Stefan, you don't know enough about apples. If you sold someone a "natural" apple, there would be a fatal dose of cyanide in it. They're only safe to eat because it's in the pips, and not much gets out unless you grind them and destructively distil them.
Ah, true P.M. Lawrence. I should have said "distilled and mixed into the apple" or something.
I think you're right about the sawdust example Kevin, but I'm not sure I'd be willing to attribute it to "implicit contract". Rather, I would say that the general meaning of the term "car" implies something like "having a working transmission, battery, etc" as opposed to being stuffed with sawdust. I think our disagreement is merely semantic however.
Mainly I was concerned with the example of someone who wants to buy experimental cancer treatment X even though there may be no evidence that it works. Currently the FDA prevents such transactions from taking place. In a free market people might not sell such drugs if there is always the implicit contract that "the drug will successfully cure your disease" attached to the sale of medicines. In that situation you could either not call it a "medicine" (perhaps sell it as a "chemical"), or else attach a warning label like "This may or may not kill you". The important point is that there has to be some way of absolving the seller of responsibility for misuse when customers want them to be absolved of it, as in the case with Lucy Wightman where the customers don't really care what kind of degree she has.
This whole situation is in the grey area where "fraud" and "unfair business practices" have to be sorted out. It's obviously stupid for someone to have to licence fingernail beauticians. For open heart surgery, I lean more toward the licencing side.
- Josh
Josh: For open heart surgery, I lean more toward the licencing side.
Licensing by whom?
If you just mean that you favor surgeons being credentialed by medical experts, there's already a system for that (the MD) without the further intervention of a licensing bureaucracy.

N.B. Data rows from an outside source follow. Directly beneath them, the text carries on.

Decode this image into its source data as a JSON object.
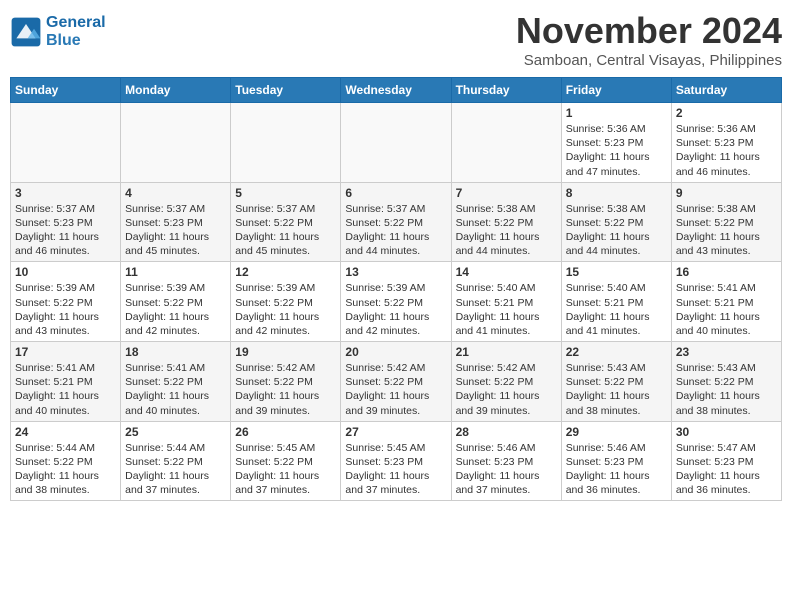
{
  "header": {
    "logo_line1": "General",
    "logo_line2": "Blue",
    "month_title": "November 2024",
    "location": "Samboan, Central Visayas, Philippines"
  },
  "days_of_week": [
    "Sunday",
    "Monday",
    "Tuesday",
    "Wednesday",
    "Thursday",
    "Friday",
    "Saturday"
  ],
  "weeks": [
    [
      {
        "day": "",
        "info": ""
      },
      {
        "day": "",
        "info": ""
      },
      {
        "day": "",
        "info": ""
      },
      {
        "day": "",
        "info": ""
      },
      {
        "day": "",
        "info": ""
      },
      {
        "day": "1",
        "info": "Sunrise: 5:36 AM\nSunset: 5:23 PM\nDaylight: 11 hours and 47 minutes."
      },
      {
        "day": "2",
        "info": "Sunrise: 5:36 AM\nSunset: 5:23 PM\nDaylight: 11 hours and 46 minutes."
      }
    ],
    [
      {
        "day": "3",
        "info": "Sunrise: 5:37 AM\nSunset: 5:23 PM\nDaylight: 11 hours and 46 minutes."
      },
      {
        "day": "4",
        "info": "Sunrise: 5:37 AM\nSunset: 5:23 PM\nDaylight: 11 hours and 45 minutes."
      },
      {
        "day": "5",
        "info": "Sunrise: 5:37 AM\nSunset: 5:22 PM\nDaylight: 11 hours and 45 minutes."
      },
      {
        "day": "6",
        "info": "Sunrise: 5:37 AM\nSunset: 5:22 PM\nDaylight: 11 hours and 44 minutes."
      },
      {
        "day": "7",
        "info": "Sunrise: 5:38 AM\nSunset: 5:22 PM\nDaylight: 11 hours and 44 minutes."
      },
      {
        "day": "8",
        "info": "Sunrise: 5:38 AM\nSunset: 5:22 PM\nDaylight: 11 hours and 44 minutes."
      },
      {
        "day": "9",
        "info": "Sunrise: 5:38 AM\nSunset: 5:22 PM\nDaylight: 11 hours and 43 minutes."
      }
    ],
    [
      {
        "day": "10",
        "info": "Sunrise: 5:39 AM\nSunset: 5:22 PM\nDaylight: 11 hours and 43 minutes."
      },
      {
        "day": "11",
        "info": "Sunrise: 5:39 AM\nSunset: 5:22 PM\nDaylight: 11 hours and 42 minutes."
      },
      {
        "day": "12",
        "info": "Sunrise: 5:39 AM\nSunset: 5:22 PM\nDaylight: 11 hours and 42 minutes."
      },
      {
        "day": "13",
        "info": "Sunrise: 5:39 AM\nSunset: 5:22 PM\nDaylight: 11 hours and 42 minutes."
      },
      {
        "day": "14",
        "info": "Sunrise: 5:40 AM\nSunset: 5:21 PM\nDaylight: 11 hours and 41 minutes."
      },
      {
        "day": "15",
        "info": "Sunrise: 5:40 AM\nSunset: 5:21 PM\nDaylight: 11 hours and 41 minutes."
      },
      {
        "day": "16",
        "info": "Sunrise: 5:41 AM\nSunset: 5:21 PM\nDaylight: 11 hours and 40 minutes."
      }
    ],
    [
      {
        "day": "17",
        "info": "Sunrise: 5:41 AM\nSunset: 5:21 PM\nDaylight: 11 hours and 40 minutes."
      },
      {
        "day": "18",
        "info": "Sunrise: 5:41 AM\nSunset: 5:22 PM\nDaylight: 11 hours and 40 minutes."
      },
      {
        "day": "19",
        "info": "Sunrise: 5:42 AM\nSunset: 5:22 PM\nDaylight: 11 hours and 39 minutes."
      },
      {
        "day": "20",
        "info": "Sunrise: 5:42 AM\nSunset: 5:22 PM\nDaylight: 11 hours and 39 minutes."
      },
      {
        "day": "21",
        "info": "Sunrise: 5:42 AM\nSunset: 5:22 PM\nDaylight: 11 hours and 39 minutes."
      },
      {
        "day": "22",
        "info": "Sunrise: 5:43 AM\nSunset: 5:22 PM\nDaylight: 11 hours and 38 minutes."
      },
      {
        "day": "23",
        "info": "Sunrise: 5:43 AM\nSunset: 5:22 PM\nDaylight: 11 hours and 38 minutes."
      }
    ],
    [
      {
        "day": "24",
        "info": "Sunrise: 5:44 AM\nSunset: 5:22 PM\nDaylight: 11 hours and 38 minutes."
      },
      {
        "day": "25",
        "info": "Sunrise: 5:44 AM\nSunset: 5:22 PM\nDaylight: 11 hours and 37 minutes."
      },
      {
        "day": "26",
        "info": "Sunrise: 5:45 AM\nSunset: 5:22 PM\nDaylight: 11 hours and 37 minutes."
      },
      {
        "day": "27",
        "info": "Sunrise: 5:45 AM\nSunset: 5:23 PM\nDaylight: 11 hours and 37 minutes."
      },
      {
        "day": "28",
        "info": "Sunrise: 5:46 AM\nSunset: 5:23 PM\nDaylight: 11 hours and 37 minutes."
      },
      {
        "day": "29",
        "info": "Sunrise: 5:46 AM\nSunset: 5:23 PM\nDaylight: 11 hours and 36 minutes."
      },
      {
        "day": "30",
        "info": "Sunrise: 5:47 AM\nSunset: 5:23 PM\nDaylight: 11 hours and 36 minutes."
      }
    ]
  ]
}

If you mean that you favor surgeons being licensed by the government over and above the community standards existing already in the medical field, then I don't know where the government (or for that matter privatized defense agencies) would get the knowledge, the virtue, or the right to impose licensing schemes above and beyond the voluntary forms of credentialing that exist within the medical community.
In either case, I think the case under question isn't even anywhere near a gray area. Ms. Wightman is a working counselor who does talk therapy for willing patients (not surgery or even the prescription of drugs). I don't think that there's even a prima facie plausible case for demanding a formalized licensing system here (certainly not imposing byzantine regulations about whether you can call your business "psychological" or merely "psychotherapeutic"!)
Josh,
As Rad Geek says, there are all sorts of private, voluntary certification systems in existence.
Several years back, The Freeman had a good article on the various voluntary systems for certifying kosher foods. Depending on the stringeny of the dietary laws under your sect of Judaism, you just look for the appropriate certification sticker on the food.
The best form of quality control is the free flow of information.
This is quite the interesting commentary and refreshing as well! I agree that misrepresentation is a liability - this takes intention to achive. Free flow of information is utopia. Someday I will have this chance to "free flow" myself given that I am the subject here.